Dr. Andreas Schröder
Institute of Aerodynamics and Flow Technology
German Aerospace Center (DLR)
Institute Website< https://www.dlr.de/as/en/desktopdefault.aspx/>
Dense 3D Lagrangian Particle Tracking using Shake-The-Box – A new key for turbulence research
The novel 3D Lagrangian Particle Tracking method “Shake-The-Box” (STB) is able to extract particle trajectories from volumetric flow measurements at unprecedented numbers. STB overcomes the ill-posed reconstruction problem for 3D particle distributions at high seeding densities present for each single time-step (as known for tomo-PIV and PTV) by pre-solving the problem for each predicted time-step in a cascade of reduced complexity along a time series of images. It delivers accurate data on particles position, velocity and acceleration (material derivative) along densely distributed tracks.
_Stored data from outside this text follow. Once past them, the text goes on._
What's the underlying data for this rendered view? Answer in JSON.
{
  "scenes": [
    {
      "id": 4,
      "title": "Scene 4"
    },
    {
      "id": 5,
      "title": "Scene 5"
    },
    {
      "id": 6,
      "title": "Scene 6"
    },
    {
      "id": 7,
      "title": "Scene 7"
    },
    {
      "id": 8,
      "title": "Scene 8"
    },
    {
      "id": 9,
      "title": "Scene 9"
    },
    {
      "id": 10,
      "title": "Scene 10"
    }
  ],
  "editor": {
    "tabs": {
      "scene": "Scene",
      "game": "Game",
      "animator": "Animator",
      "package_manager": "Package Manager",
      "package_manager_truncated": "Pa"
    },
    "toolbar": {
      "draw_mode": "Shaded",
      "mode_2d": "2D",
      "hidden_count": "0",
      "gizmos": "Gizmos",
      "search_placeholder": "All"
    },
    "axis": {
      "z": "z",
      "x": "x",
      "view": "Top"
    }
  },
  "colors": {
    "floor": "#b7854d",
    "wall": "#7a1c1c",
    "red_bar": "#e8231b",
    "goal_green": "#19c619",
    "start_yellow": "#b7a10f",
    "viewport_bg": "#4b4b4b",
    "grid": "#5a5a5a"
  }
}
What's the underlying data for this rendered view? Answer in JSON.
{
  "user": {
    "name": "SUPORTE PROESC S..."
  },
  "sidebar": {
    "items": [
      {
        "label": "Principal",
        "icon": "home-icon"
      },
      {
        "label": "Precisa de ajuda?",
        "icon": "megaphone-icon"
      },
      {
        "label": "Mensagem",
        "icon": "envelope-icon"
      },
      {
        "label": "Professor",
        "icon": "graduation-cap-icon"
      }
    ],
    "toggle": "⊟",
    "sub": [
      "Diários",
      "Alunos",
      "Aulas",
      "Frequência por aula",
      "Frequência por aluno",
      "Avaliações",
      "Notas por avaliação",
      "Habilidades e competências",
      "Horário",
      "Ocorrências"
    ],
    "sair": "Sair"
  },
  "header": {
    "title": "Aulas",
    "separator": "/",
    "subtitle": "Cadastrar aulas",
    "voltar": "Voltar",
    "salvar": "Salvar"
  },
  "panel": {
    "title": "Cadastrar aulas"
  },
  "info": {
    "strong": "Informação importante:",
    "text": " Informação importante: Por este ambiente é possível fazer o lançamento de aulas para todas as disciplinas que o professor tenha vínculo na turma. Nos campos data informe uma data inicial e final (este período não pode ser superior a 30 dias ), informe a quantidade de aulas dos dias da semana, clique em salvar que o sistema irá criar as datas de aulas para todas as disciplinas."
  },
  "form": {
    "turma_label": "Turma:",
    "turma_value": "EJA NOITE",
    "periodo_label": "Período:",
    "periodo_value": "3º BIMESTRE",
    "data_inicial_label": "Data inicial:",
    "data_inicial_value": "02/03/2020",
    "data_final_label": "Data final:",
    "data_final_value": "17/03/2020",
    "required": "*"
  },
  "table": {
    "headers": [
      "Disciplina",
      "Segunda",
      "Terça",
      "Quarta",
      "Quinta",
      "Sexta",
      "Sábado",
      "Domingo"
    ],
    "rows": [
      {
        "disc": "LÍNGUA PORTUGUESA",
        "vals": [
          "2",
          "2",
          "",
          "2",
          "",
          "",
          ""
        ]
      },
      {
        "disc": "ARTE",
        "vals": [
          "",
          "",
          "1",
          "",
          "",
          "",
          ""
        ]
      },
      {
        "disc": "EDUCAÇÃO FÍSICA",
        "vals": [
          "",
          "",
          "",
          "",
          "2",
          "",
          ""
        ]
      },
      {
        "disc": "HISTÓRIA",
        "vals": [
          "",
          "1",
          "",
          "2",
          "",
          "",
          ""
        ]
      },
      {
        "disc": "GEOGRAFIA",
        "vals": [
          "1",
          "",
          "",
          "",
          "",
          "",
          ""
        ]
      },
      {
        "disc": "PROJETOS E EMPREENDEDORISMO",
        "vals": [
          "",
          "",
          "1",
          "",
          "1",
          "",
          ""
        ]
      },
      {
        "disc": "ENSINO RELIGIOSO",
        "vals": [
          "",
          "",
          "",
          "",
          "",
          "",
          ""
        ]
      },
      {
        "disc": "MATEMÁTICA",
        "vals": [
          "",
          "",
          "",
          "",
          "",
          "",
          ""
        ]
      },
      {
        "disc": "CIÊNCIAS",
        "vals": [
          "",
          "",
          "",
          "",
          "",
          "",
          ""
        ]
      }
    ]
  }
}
Subsequently, data assimilation approaches can be applied to the dense and scattered input data. An example is the “FlowFit” (FF) method, which uses Navier-Stokes-constraints for an iterative non-linear optimization process in order to gain a continuous interpolation of the flow field with minimized deviation to the measurement data. As a result one gets the full time-resolved velocity gradient tensor and pressure field with high spatial and temporal resolution.
The STB method can be applied as well to short recording sequences, acquired with multi-pulse techniques, allowing investigating high-speed flows at Reynolds numbers relevant for research in aerospace engineering.
Recent developments of STB and FF will be presented here, along with data from accuracy studies using synthetic experiments and a range of experimental applications to turbulent flows in small and large scale volumes (up to cubic-meter-scales using HFSB seeding). The combined availability of a large number of samples of dense 3D Lagrangian particle tracks and the full velocity gradient tensor allows for a multitude of evaluation options, e.g.:
• Extracting instantaneous 3D pressure fields and determining related loads on surfaces
• Investigating the spatial and temporal development of coherent flow structures
• Computing profiles and fields (mean velocity, Reynolds stresses, acceleration) in sub-pixel resolution
• Computing other one- and two-point–statistics (e.g. Joint PDFs, two-point-correlations, dissipation rate) in an adaptive (and conditional) bin-averaging approach
• Determining conditional analysis and statistics of flow events in a combined Lagrangian and Eulerian frame
Examples of the listed approaches for flow analyses and turbulence characterization based on experimental data will be demonstrated.